In all sincerity, could be possible that there is an analysis paralysis happening here? Are we overthinking this situation? What could be more effective as "a single waitcnt pseudo" than a fence? What is an example of something less generic than a fence?

> Can we consider adding a simple s_wait_lds_dma_soft instead, targeted exactly for this use case, and emit that ?

I consider that too specific. I contend that the distinction between the memory legalizer and the waitcount inserter absolutely needs to be blurred. They cannot exist separately, they implement the memory model together and complement each other in that process. One specific problem with having an S_WAIT_LDS_DMA_soft is that it is needed only on release operations but not on acquire operations.

> I would prefer doing the minimum amount of changes, and then removing that pseudo later in favor of a generic one, than locking us into a specific approach right now.

Do you have any specific examples of potential concerns? This approach is not locking us into anything more than information that is already relevant to the memory model, which orderings, scopes and address spaces. It can't possibly lock us into anything.

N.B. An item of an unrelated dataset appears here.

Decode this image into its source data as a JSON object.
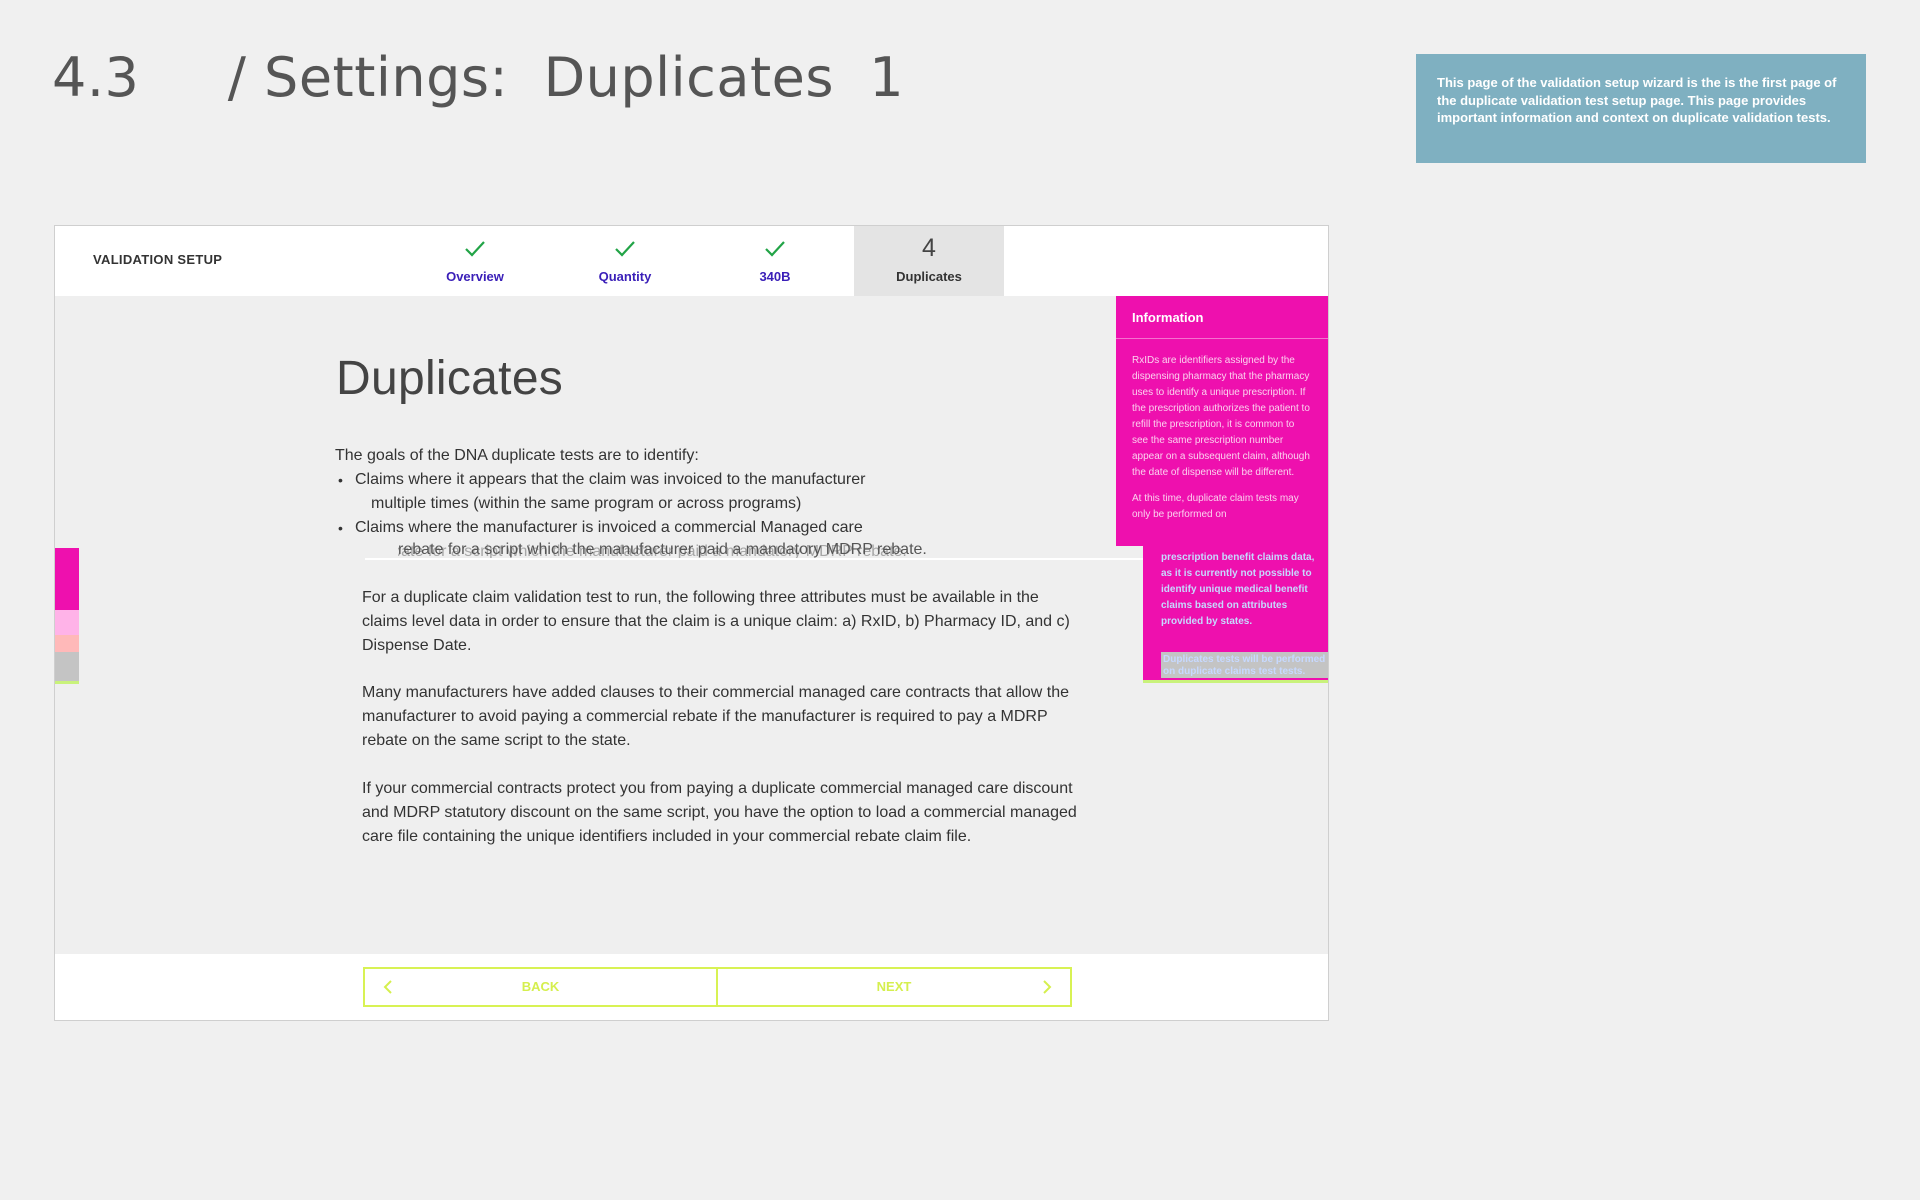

> I think what I'm afraid of is that this sets a precedent, and over time I suspect we'll rely more and more on this pseudo here and elsewhere (e.g. instead of fixing something properly, we just check the pseudo elsewhere and hack a fix there instead), and end up with the memory model implementation being spread over multiple files, which will make it difficult to manage.

That is precisely my intention. It is a mistake to think that only the memory legalizer is relevant to the memory model. It can produce "safe cache operations and waits", but it can't produce efficient ones. The real memory model has to be spread across two files, or perhaps we should merge those two files. But I don't see this as a major blocker for what I am proposing here.

https://github.com/llvm/llvm-project/pull/150167